Niemand war vorbereitet auf diesen nächsten Angriff. Die Drachen brachen brüllend aus dem Tornado heraus. Sie pflückten die Soldaten problemlos von ihren Posten, spien heiße, grüne Flammen auf ihre Opfer und ließen Steine auf das gemeine Volk fallen. Die Menschen verteidigten sich und ihre Familien mit Schwertern, Äxten, Spitzhacken und Mistgabeln. Kein Drache fiel ihnen zum Opfer. Viele Menschen starben, zu viele. Dann hörten sie es, das Schnüffeln, Schlürfen und Seufzen des Mächtigsten aller fünf Drachenfürsten. Erst schob sich der grün-geschuppte Kopf aus den Flammen. Auf seinem Kopf thronten riesige Hörner, sein Maul entblößte Zähne so scharf wie Schwerter und so groß wie ein Kind. In den schwarzen Augen lag Begierde, sie zog ihn zum Menschenblut, zum Königsblut. Aus den Flammen schoben sich der mit Zacken versehene Hals, die starken Flügel mit den zwei langen Klauen, dann der lange, gepanzerte Rücken und die vier Beine und als letztes der Schwanz. Dracum entfaltete die mächtigen Schwingen und erhob sich in die Luft. Höher und höher stieg er, bis der Drache die Sonne verdunkelte. Der Wind, den Dracum verursachte, war so gewaltig, dass ein Wachturm krachend in sich zusammenfiel. Einen Moment hing der Körper des Gründrachen in der Luft. Seine Augen schlossen und öffneten sich wieder. Dracum holte tief Luft und das grüne Drachenfeuer loderte in seinem Leib. Dann stürzte er zum Palast herab. Die Leibwachen des Königs schossen vergebens Pfeile auf den großen Drachen ab, doch Dracum verzog nur spöttisch sein stinkendes Maul. Eine grüne Feuerkugel kam aus dem Rachen des Drachenfürsten hervor, tötete die Wachen und schon glitt sein schuppiger Leib in den riesenhaften Thronsaal. Mit der linken Vorderklaue schob er einige Soldaten an die Wand, mit dem Schwanz erschlug er die königlichen Minister. Dann war der Weg frei, der Weg zum König.

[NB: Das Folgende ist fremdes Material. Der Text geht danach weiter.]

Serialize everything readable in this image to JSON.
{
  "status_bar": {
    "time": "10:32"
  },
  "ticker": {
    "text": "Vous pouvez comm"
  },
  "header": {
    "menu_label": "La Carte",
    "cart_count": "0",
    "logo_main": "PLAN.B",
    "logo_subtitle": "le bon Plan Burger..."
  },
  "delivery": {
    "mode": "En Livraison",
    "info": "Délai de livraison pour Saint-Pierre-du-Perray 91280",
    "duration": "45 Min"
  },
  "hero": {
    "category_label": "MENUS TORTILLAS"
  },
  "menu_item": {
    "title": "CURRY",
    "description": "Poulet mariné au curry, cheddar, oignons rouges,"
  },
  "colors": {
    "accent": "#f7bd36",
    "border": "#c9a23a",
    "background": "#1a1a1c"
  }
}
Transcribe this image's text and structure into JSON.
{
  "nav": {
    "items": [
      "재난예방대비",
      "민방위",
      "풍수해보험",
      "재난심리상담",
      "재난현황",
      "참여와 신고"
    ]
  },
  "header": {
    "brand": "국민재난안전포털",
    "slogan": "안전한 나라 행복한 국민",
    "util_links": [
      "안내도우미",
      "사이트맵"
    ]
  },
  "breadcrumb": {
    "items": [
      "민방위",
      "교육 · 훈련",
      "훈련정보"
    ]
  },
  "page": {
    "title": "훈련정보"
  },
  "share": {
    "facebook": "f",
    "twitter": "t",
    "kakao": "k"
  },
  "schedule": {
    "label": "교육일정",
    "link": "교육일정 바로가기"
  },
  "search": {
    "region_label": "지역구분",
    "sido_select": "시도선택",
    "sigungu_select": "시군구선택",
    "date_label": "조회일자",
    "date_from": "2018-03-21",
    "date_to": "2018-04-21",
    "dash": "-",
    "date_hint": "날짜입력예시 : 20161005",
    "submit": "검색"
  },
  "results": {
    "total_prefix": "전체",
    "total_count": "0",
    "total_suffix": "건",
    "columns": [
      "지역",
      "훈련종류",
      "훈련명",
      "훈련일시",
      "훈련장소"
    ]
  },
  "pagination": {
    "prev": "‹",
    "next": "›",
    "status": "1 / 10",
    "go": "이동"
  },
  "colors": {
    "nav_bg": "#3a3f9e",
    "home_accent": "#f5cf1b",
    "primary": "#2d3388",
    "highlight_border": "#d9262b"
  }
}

„Was willst du, Drache?", brüllte König Meldur ängstlich zu dem Gründrachen herauf.
Dracum roch die Angst des Menschen. Sie belustigte ihn. Er entblößte seine scharfen Zähne als sein Maul sich zu einem spöttischen Lächeln verzog.
„Was ich will?" Dracum richtete sich in der Halle zur vollen Größe auf. „Wie naiv und schwach ihr Menschen doch seid."
Der Drache lachte. Siegesgewiss blickte er auf Meldur herab.
„Deine Ahnen, mein König, haben dich und dein Volk verraten. Sonst wüsstest du, warum ich hier bin." Dracum schaute gespielt mitleidig und lachte dann höhnisch auf. Meldur umklammerte sein Schwert fester.
„Du lügst! Unsere Ahnen standen uns immer zur Seite!", erwiderte er laut.
„Ach ja?", fragte Dracum und schnaubte Meldur abfällig ins Gesicht. „Und wie ihr erklärst du dir, kleiner König, dass ihr nichts von dem wirklichen Tod des ersten Königs über Melarte wisst?"
„Er starb am Alter. Er war ein weiser und mächtiger Herrscher!" Meldur klang ungläubig.
„Oh nein. König Melwert, erster Herrscher von Melarte, starb nicht an Altersschwäche. Nein, mein Herr, ich nahm ihn an mich, brachte ihn zum Drachenstein und dort tötete ich ihn durch mein Feuer. Melwerts Geist weilt jetzt in dem Feuer des Steins. Er war schwach, sein Geist war leicht zu beeinflussen." Dracum bewegte sich langsam auf Meldur zu. „Und nun wirst du ebenso schwach sterben. Aber sei nicht traurig, dein Tod wird von Nutzen sein. Du sicherst das Überleben der Drachen."
Der Gründrachenfürst streckte seine Klauen nach dem zitternden König aus.
„Nein!"
Ein Schrei ertönte und Dracum knurrte. Wer störte ihn dabei, das Leben seiner Drachen zu sichern. Ein mickriger, dünner Mann stellte sich vor den König. Er war der Bruder des Königs und trug den Namen Melreth. Seine Hand hielt eine brennende Klinge umklammert. Doch kein grünes Drachenfeuer flackerte auf, es war ein Feuer wie das eines speienden Vulkans. Dracum schreckte kurz zurück.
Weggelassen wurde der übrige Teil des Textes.